Jumping the two illustrations from January 1975 at the top of this post, we have accusations of impropriety on a frozen pond, showing women of the time getting their own back on a suspected peeping tom. His expression is such that you think there may well be something in the lady's suspicion.
A pile up on the Helter Skelter for March 1975 and at least no-one is assaulting anyone else. Typical McBride detail in this one being the flying button from the crotch of the central lady's undergarments.
April 1975's cartoon has a barely dressed lady being threatened by a phallic fireman's hose as the firefighters prepare to give her a good...soaking.
May's offering is really McBride's most overtly sexual cartoon to date with the lady of the house appreciating her decorator's brushwork. Hopefully, she is voluntarily interacting here. The kicked over mug of tea is a typically clever detail.
In March 1976 we have, at last, a woman in charge who know what she wants, She is positively primly dressed compared to his other women. This is the last of McBride's Mayfair illustrations. From this point on, having moved to South Africa he would work mainly on Osprey illustrations.
September 1975
Before this swansong, however, McBride produced a short-lived comic strip for the magazine called Adam's Eves, which debuted in September 1975. This first episode contained one of McBride's characteristic piles of bodies as Adam's clueless girlfriend causes chaos on a staircase.
October 1975
Such full colour strips were not new in British men's magazines with Penthouse running a strip called Wicked Wanda from 1973 until 1980, which was produced by another Osprey stalwart Ron Embleton. That, however, was a series of ongoing stories. McBride's strip featured the eponymous Adam, an older bearded man, with the strip presenting a different girlfriend every week. Here we have the misadventures of a nymphomaniac cellist. The Legatus had a girlfriend who played the cello when he was at college. She was 6' 3" tall, quite scary and while very friendly was not a nymphomaniac.
November 1975
December 1975
Unlike Carrie, where the story was told in pictures only, Adam's Eves had (largely cringe worthy) text. December 1975's episode had a Christmas theme.
January 1975
The fifth and final strip appeared in January 1975 and featured an older lady who, nonetheless was revealing rather more than her predecessors. I don't know why the strip didn't continue; maybe it was stylistically too similar to Carrie, maybe having a male figure in it didn't appeal or maybe it was because McBride had moved to South Africa. Or maybe it was because it was a bit rubbish.

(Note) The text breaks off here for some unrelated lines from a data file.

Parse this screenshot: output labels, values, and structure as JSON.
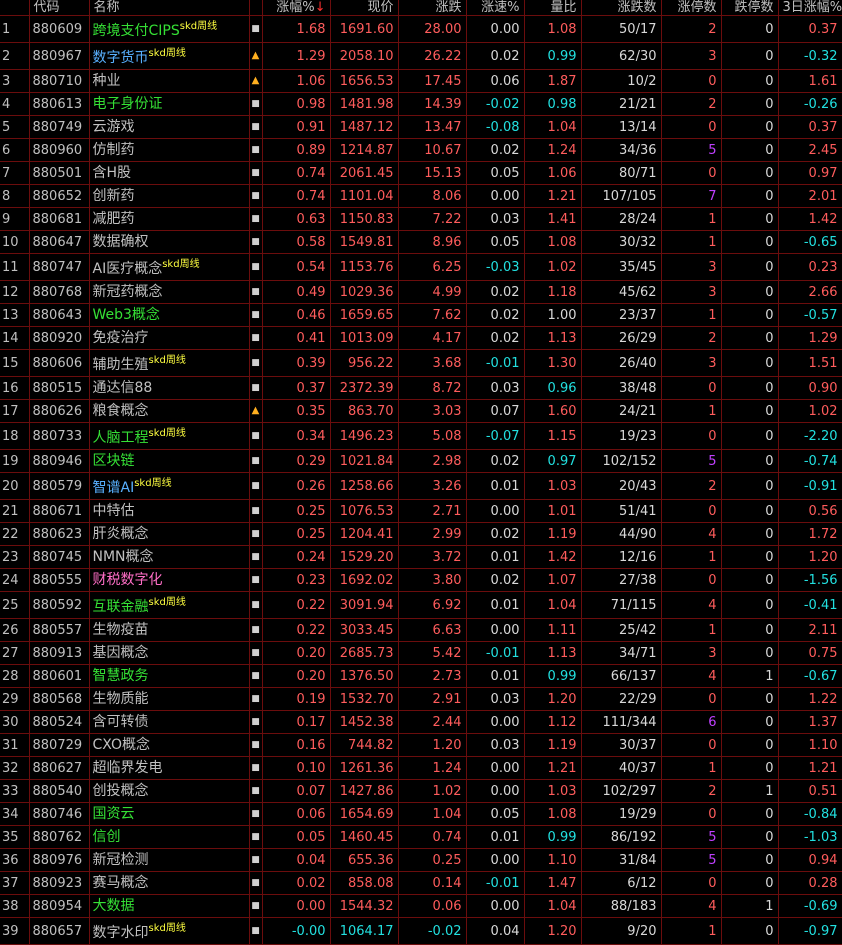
{
  "columns": [
    "代码",
    "名称",
    "",
    "涨幅%",
    "现价",
    "涨跌",
    "涨速%",
    "量比",
    "涨跌数",
    "涨停数",
    "跌停数",
    "3日涨幅%"
  ],
  "rows": [
    {
      "i": "1",
      "code": "880609",
      "name": "跨境支付CIPS",
      "nc": "n-green",
      "skd": "skd周线",
      "bell": "",
      "pct": "1.68",
      "price": "1691.60",
      "chg": "28.00",
      "spd": "0.00",
      "vol": "1.08",
      "vc": "red",
      "ud": "50/17",
      "up": "2",
      "upc": "red",
      "dn": "0",
      "d3": "0.37",
      "d3c": "red"
    },
    {
      "i": "2",
      "code": "880967",
      "name": "数字货币",
      "nc": "n-blue",
      "skd": "skd周线",
      "bell": "bell",
      "pct": "1.29",
      "price": "2058.10",
      "chg": "26.22",
      "spd": "0.02",
      "vol": "0.99",
      "vc": "cyan",
      "ud": "62/30",
      "up": "3",
      "upc": "red",
      "dn": "0",
      "d3": "-0.32",
      "d3c": "cyan"
    },
    {
      "i": "3",
      "code": "880710",
      "name": "种业",
      "nc": "n-default",
      "skd": "",
      "bell": "bell",
      "pct": "1.06",
      "price": "1656.53",
      "chg": "17.45",
      "spd": "0.06",
      "vol": "1.87",
      "vc": "red",
      "ud": "10/2",
      "up": "0",
      "upc": "red",
      "dn": "0",
      "d3": "1.61",
      "d3c": "red"
    },
    {
      "i": "4",
      "code": "880613",
      "name": "电子身份证",
      "nc": "n-green",
      "skd": "",
      "bell": "",
      "pct": "0.98",
      "price": "1481.98",
      "chg": "14.39",
      "spd": "-0.02",
      "vol": "0.98",
      "vc": "cyan",
      "ud": "21/21",
      "up": "2",
      "upc": "red",
      "dn": "0",
      "d3": "-0.26",
      "d3c": "cyan"
    },
    {
      "i": "5",
      "code": "880749",
      "name": "云游戏",
      "nc": "n-default",
      "skd": "",
      "bell": "",
      "pct": "0.91",
      "price": "1487.12",
      "chg": "13.47",
      "spd": "-0.08",
      "vol": "1.04",
      "vc": "red",
      "ud": "13/14",
      "up": "0",
      "upc": "red",
      "dn": "0",
      "d3": "0.37",
      "d3c": "red"
    },
    {
      "i": "6",
      "code": "880960",
      "name": "仿制药",
      "nc": "n-default",
      "skd": "",
      "bell": "",
      "pct": "0.89",
      "price": "1214.87",
      "chg": "10.67",
      "spd": "0.02",
      "vol": "1.24",
      "vc": "red",
      "ud": "34/36",
      "up": "5",
      "upc": "mag",
      "dn": "0",
      "d3": "2.45",
      "d3c": "red"
    },
    {
      "i": "7",
      "code": "880501",
      "name": "含H股",
      "nc": "n-default",
      "skd": "",
      "bell": "",
      "pct": "0.74",
      "price": "2061.45",
      "chg": "15.13",
      "spd": "0.05",
      "vol": "1.06",
      "vc": "red",
      "ud": "80/71",
      "up": "0",
      "upc": "red",
      "dn": "0",
      "d3": "0.97",
      "d3c": "red"
    },
    {
      "i": "8",
      "code": "880652",
      "name": "创新药",
      "nc": "n-default",
      "skd": "",
      "bell": "",
      "pct": "0.74",
      "price": "1101.04",
      "chg": "8.06",
      "spd": "0.00",
      "vol": "1.21",
      "vc": "red",
      "ud": "107/105",
      "up": "7",
      "upc": "mag",
      "dn": "0",
      "d3": "2.01",
      "d3c": "red"
    },
    {
      "i": "9",
      "code": "880681",
      "name": "减肥药",
      "nc": "n-default",
      "skd": "",
      "bell": "",
      "pct": "0.63",
      "price": "1150.83",
      "chg": "7.22",
      "spd": "0.03",
      "vol": "1.41",
      "vc": "red",
      "ud": "28/24",
      "up": "1",
      "upc": "red",
      "dn": "0",
      "d3": "1.42",
      "d3c": "red"
    },
    {
      "i": "10",
      "code": "880647",
      "name": "数据确权",
      "nc": "n-default",
      "skd": "",
      "bell": "",
      "pct": "0.58",
      "price": "1549.81",
      "chg": "8.96",
      "spd": "0.05",
      "vol": "1.08",
      "vc": "red",
      "ud": "30/32",
      "up": "1",
      "upc": "red",
      "dn": "0",
      "d3": "-0.65",
      "d3c": "cyan"
    },
    {
      "i": "11",
      "code": "880747",
      "name": "AI医疗概念",
      "nc": "n-default",
      "skd": "skd周线",
      "bell": "",
      "pct": "0.54",
      "price": "1153.76",
      "chg": "6.25",
      "spd": "-0.03",
      "vol": "1.02",
      "vc": "red",
      "ud": "35/45",
      "up": "3",
      "upc": "red",
      "dn": "0",
      "d3": "0.23",
      "d3c": "red"
    },
    {
      "i": "12",
      "code": "880768",
      "name": "新冠药概念",
      "nc": "n-default",
      "skd": "",
      "bell": "",
      "pct": "0.49",
      "price": "1029.36",
      "chg": "4.99",
      "spd": "0.02",
      "vol": "1.18",
      "vc": "red",
      "ud": "45/62",
      "up": "3",
      "upc": "red",
      "dn": "0",
      "d3": "2.66",
      "d3c": "red"
    },
    {
      "i": "13",
      "code": "880643",
      "name": "Web3概念",
      "nc": "n-green",
      "skd": "",
      "bell": "",
      "pct": "0.46",
      "price": "1659.65",
      "chg": "7.62",
      "spd": "0.02",
      "vol": "1.00",
      "vc": "white",
      "ud": "23/37",
      "up": "1",
      "upc": "red",
      "dn": "0",
      "d3": "-0.57",
      "d3c": "cyan"
    },
    {
      "i": "14",
      "code": "880920",
      "name": "免疫治疗",
      "nc": "n-default",
      "skd": "",
      "bell": "",
      "pct": "0.41",
      "price": "1013.09",
      "chg": "4.17",
      "spd": "0.02",
      "vol": "1.13",
      "vc": "red",
      "ud": "26/29",
      "up": "2",
      "upc": "red",
      "dn": "0",
      "d3": "1.29",
      "d3c": "red"
    },
    {
      "i": "15",
      "code": "880606",
      "name": "辅助生殖",
      "nc": "n-default",
      "skd": "skd周线",
      "bell": "",
      "pct": "0.39",
      "price": "956.22",
      "chg": "3.68",
      "spd": "-0.01",
      "vol": "1.30",
      "vc": "red",
      "ud": "26/40",
      "up": "3",
      "upc": "red",
      "dn": "0",
      "d3": "1.51",
      "d3c": "red"
    },
    {
      "i": "16",
      "code": "880515",
      "name": "通达信88",
      "nc": "n-default",
      "skd": "",
      "bell": "",
      "pct": "0.37",
      "price": "2372.39",
      "chg": "8.72",
      "spd": "0.03",
      "vol": "0.96",
      "vc": "cyan",
      "ud": "38/48",
      "up": "0",
      "upc": "red",
      "dn": "0",
      "d3": "0.90",
      "d3c": "red"
    },
    {
      "i": "17",
      "code": "880626",
      "name": "粮食概念",
      "nc": "n-default",
      "skd": "",
      "bell": "bell",
      "pct": "0.35",
      "price": "863.70",
      "chg": "3.03",
      "spd": "0.07",
      "vol": "1.60",
      "vc": "red",
      "ud": "24/21",
      "up": "1",
      "upc": "red",
      "dn": "0",
      "d3": "1.02",
      "d3c": "red"
    },
    {
      "i": "18",
      "code": "880733",
      "name": "人脑工程",
      "nc": "n-green",
      "skd": "skd周线",
      "bell": "",
      "pct": "0.34",
      "price": "1496.23",
      "chg": "5.08",
      "spd": "-0.07",
      "vol": "1.15",
      "vc": "red",
      "ud": "19/23",
      "up": "0",
      "upc": "red",
      "dn": "0",
      "d3": "-2.20",
      "d3c": "cyan"
    },
    {
      "i": "19",
      "code": "880946",
      "name": "区块链",
      "nc": "n-green",
      "skd": "",
      "bell": "",
      "pct": "0.29",
      "price": "1021.84",
      "chg": "2.98",
      "spd": "0.02",
      "vol": "0.97",
      "vc": "cyan",
      "ud": "102/152",
      "up": "5",
      "upc": "mag",
      "dn": "0",
      "d3": "-0.74",
      "d3c": "cyan"
    },
    {
      "i": "20",
      "code": "880579",
      "name": "智谱AI",
      "nc": "n-blue",
      "skd": "skd周线",
      "bell": "",
      "pct": "0.26",
      "price": "1258.66",
      "chg": "3.26",
      "spd": "0.01",
      "vol": "1.03",
      "vc": "red",
      "ud": "20/43",
      "up": "2",
      "upc": "red",
      "dn": "0",
      "d3": "-0.91",
      "d3c": "cyan"
    },
    {
      "i": "21",
      "code": "880671",
      "name": "中特估",
      "nc": "n-default",
      "skd": "",
      "bell": "",
      "pct": "0.25",
      "price": "1076.53",
      "chg": "2.71",
      "spd": "0.00",
      "vol": "1.01",
      "vc": "red",
      "ud": "51/41",
      "up": "0",
      "upc": "red",
      "dn": "0",
      "d3": "0.56",
      "d3c": "red"
    },
    {
      "i": "22",
      "code": "880623",
      "name": "肝炎概念",
      "nc": "n-default",
      "skd": "",
      "bell": "",
      "pct": "0.25",
      "price": "1204.41",
      "chg": "2.99",
      "spd": "0.02",
      "vol": "1.19",
      "vc": "red",
      "ud": "44/90",
      "up": "4",
      "upc": "red",
      "dn": "0",
      "d3": "1.72",
      "d3c": "red"
    },
    {
      "i": "23",
      "code": "880745",
      "name": "NMN概念",
      "nc": "n-default",
      "skd": "",
      "bell": "",
      "pct": "0.24",
      "price": "1529.20",
      "chg": "3.72",
      "spd": "0.01",
      "vol": "1.42",
      "vc": "red",
      "ud": "12/16",
      "up": "1",
      "upc": "red",
      "dn": "0",
      "d3": "1.20",
      "d3c": "red"
    },
    {
      "i": "24",
      "code": "880555",
      "name": "财税数字化",
      "nc": "n-pink",
      "skd": "",
      "bell": "",
      "pct": "0.23",
      "price": "1692.02",
      "chg": "3.80",
      "spd": "0.02",
      "vol": "1.07",
      "vc": "red",
      "ud": "27/38",
      "up": "0",
      "upc": "red",
      "dn": "0",
      "d3": "-1.56",
      "d3c": "cyan"
    },
    {
      "i": "25",
      "code": "880592",
      "name": "互联金融",
      "nc": "n-green",
      "skd": "skd周线",
      "bell": "",
      "pct": "0.22",
      "price": "3091.94",
      "chg": "6.92",
      "spd": "0.01",
      "vol": "1.04",
      "vc": "red",
      "ud": "71/115",
      "up": "4",
      "upc": "red",
      "dn": "0",
      "d3": "-0.41",
      "d3c": "cyan"
    },
    {
      "i": "26",
      "code": "880557",
      "name": "生物疫苗",
      "nc": "n-default",
      "skd": "",
      "bell": "",
      "pct": "0.22",
      "price": "3033.45",
      "chg": "6.63",
      "spd": "0.00",
      "vol": "1.11",
      "vc": "red",
      "ud": "25/42",
      "up": "1",
      "upc": "red",
      "dn": "0",
      "d3": "2.11",
      "d3c": "red"
    },
    {
      "i": "27",
      "code": "880913",
      "name": "基因概念",
      "nc": "n-default",
      "skd": "",
      "bell": "",
      "pct": "0.20",
      "price": "2685.73",
      "chg": "5.42",
      "spd": "-0.01",
      "vol": "1.13",
      "vc": "red",
      "ud": "34/71",
      "up": "3",
      "upc": "red",
      "dn": "0",
      "d3": "0.75",
      "d3c": "red"
    },
    {
      "i": "28",
      "code": "880601",
      "name": "智慧政务",
      "nc": "n-green",
      "skd": "",
      "bell": "",
      "pct": "0.20",
      "price": "1376.50",
      "chg": "2.73",
      "spd": "0.01",
      "vol": "0.99",
      "vc": "cyan",
      "ud": "66/137",
      "up": "4",
      "upc": "red",
      "dn": "1",
      "d3": "-0.67",
      "d3c": "cyan"
    },
    {
      "i": "29",
      "code": "880568",
      "name": "生物质能",
      "nc": "n-default",
      "skd": "",
      "bell": "",
      "pct": "0.19",
      "price": "1532.70",
      "chg": "2.91",
      "spd": "0.03",
      "vol": "1.20",
      "vc": "red",
      "ud": "22/29",
      "up": "0",
      "upc": "red",
      "dn": "0",
      "d3": "1.22",
      "d3c": "red"
    },
    {
      "i": "30",
      "code": "880524",
      "name": "含可转债",
      "nc": "n-default",
      "skd": "",
      "bell": "",
      "pct": "0.17",
      "price": "1452.38",
      "chg": "2.44",
      "spd": "0.00",
      "vol": "1.12",
      "vc": "red",
      "ud": "111/344",
      "up": "6",
      "upc": "mag",
      "dn": "0",
      "d3": "1.37",
      "d3c": "red"
    },
    {
      "i": "31",
      "code": "880729",
      "name": "CXO概念",
      "nc": "n-default",
      "skd": "",
      "bell": "",
      "pct": "0.16",
      "price": "744.82",
      "chg": "1.20",
      "spd": "0.03",
      "vol": "1.19",
      "vc": "red",
      "ud": "30/37",
      "up": "0",
      "upc": "red",
      "dn": "0",
      "d3": "1.10",
      "d3c": "red"
    },
    {
      "i": "32",
      "code": "880627",
      "name": "超临界发电",
      "nc": "n-default",
      "skd": "",
      "bell": "",
      "pct": "0.10",
      "price": "1261.36",
      "chg": "1.24",
      "spd": "0.00",
      "vol": "1.21",
      "vc": "red",
      "ud": "40/37",
      "up": "1",
      "upc": "red",
      "dn": "0",
      "d3": "1.21",
      "d3c": "red"
    },
    {
      "i": "33",
      "code": "880540",
      "name": "创投概念",
      "nc": "n-default",
      "skd": "",
      "bell": "",
      "pct": "0.07",
      "price": "1427.86",
      "chg": "1.02",
      "spd": "0.00",
      "vol": "1.03",
      "vc": "red",
      "ud": "102/297",
      "up": "2",
      "upc": "red",
      "dn": "1",
      "d3": "0.51",
      "d3c": "red"
    },
    {
      "i": "34",
      "code": "880746",
      "name": "国资云",
      "nc": "n-green",
      "skd": "",
      "bell": "",
      "pct": "0.06",
      "price": "1654.69",
      "chg": "1.04",
      "spd": "0.05",
      "vol": "1.08",
      "vc": "red",
      "ud": "19/29",
      "up": "0",
      "upc": "red",
      "dn": "0",
      "d3": "-0.84",
      "d3c": "cyan"
    },
    {
      "i": "35",
      "code": "880762",
      "name": "信创",
      "nc": "n-green",
      "skd": "",
      "bell": "",
      "pct": "0.05",
      "price": "1460.45",
      "chg": "0.74",
      "spd": "0.01",
      "vol": "0.99",
      "vc": "cyan",
      "ud": "86/192",
      "up": "5",
      "upc": "mag",
      "dn": "0",
      "d3": "-1.03",
      "d3c": "cyan"
    },
    {
      "i": "36",
      "code": "880976",
      "name": "新冠检测",
      "nc": "n-default",
      "skd": "",
      "bell": "",
      "pct": "0.04",
      "price": "655.36",
      "chg": "0.25",
      "spd": "0.00",
      "vol": "1.10",
      "vc": "red",
      "ud": "31/84",
      "up": "5",
      "upc": "mag",
      "dn": "0",
      "d3": "0.94",
      "d3c": "red"
    },
    {
      "i": "37",
      "code": "880923",
      "name": "赛马概念",
      "nc": "n-default",
      "skd": "",
      "bell": "",
      "pct": "0.02",
      "price": "858.08",
      "chg": "0.14",
      "spd": "-0.01",
      "vol": "1.47",
      "vc": "red",
      "ud": "6/12",
      "up": "0",
      "upc": "red",
      "dn": "0",
      "d3": "0.28",
      "d3c": "red"
    },
    {
      "i": "38",
      "code": "880954",
      "name": "大数据",
      "nc": "n-green",
      "skd": "",
      "bell": "",
      "pct": "0.00",
      "price": "1544.32",
      "chg": "0.06",
      "spd": "0.00",
      "vol": "1.04",
      "vc": "red",
      "ud": "88/183",
      "up": "4",
      "upc": "red",
      "dn": "1",
      "d3": "-0.69",
      "d3c": "cyan"
    },
    {
      "i": "39",
      "code": "880657",
      "name": "数字水印",
      "nc": "n-default",
      "skd": "skd周线",
      "bell": "",
      "pct": "-0.00",
      "price": "1064.17",
      "chg": "-0.02",
      "spd": "0.04",
      "vol": "1.20",
      "vc": "red",
      "ud": "9/20",
      "up": "1",
      "upc": "red",
      "dn": "0",
      "d3": "-0.97",
      "d3c": "cyan"
    }
  ],
  "colors": {
    "background": "#000000",
    "grid": "#6b0d0d",
    "up": "#ff5c5c",
    "down": "#22e0e0",
    "header_rule": "#2a8a2a"
  },
  "icons": {
    "row_marker": "small-square-icon",
    "alert": "bell-icon"
  }
}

None of the obituaries of McBride mention his work for Mayfair, even though they cover his other work (such as his Lord of he Rings paintings). Perhaps it is just that much of it is too politically incorrect for today. The seventies really were a different world. It is, at first, quite odd, seeing McBride's distinctive style for these saucy confections, just as the Legatus finds it odd to see some of Don Lawrence's Trigan Empire faces appearing in the adventures of a girl who can't keep her clothes on in Carrie.
Another day we will look at Ron Embleton's Wicked Wanda, which was a work on an altogether bigger scale.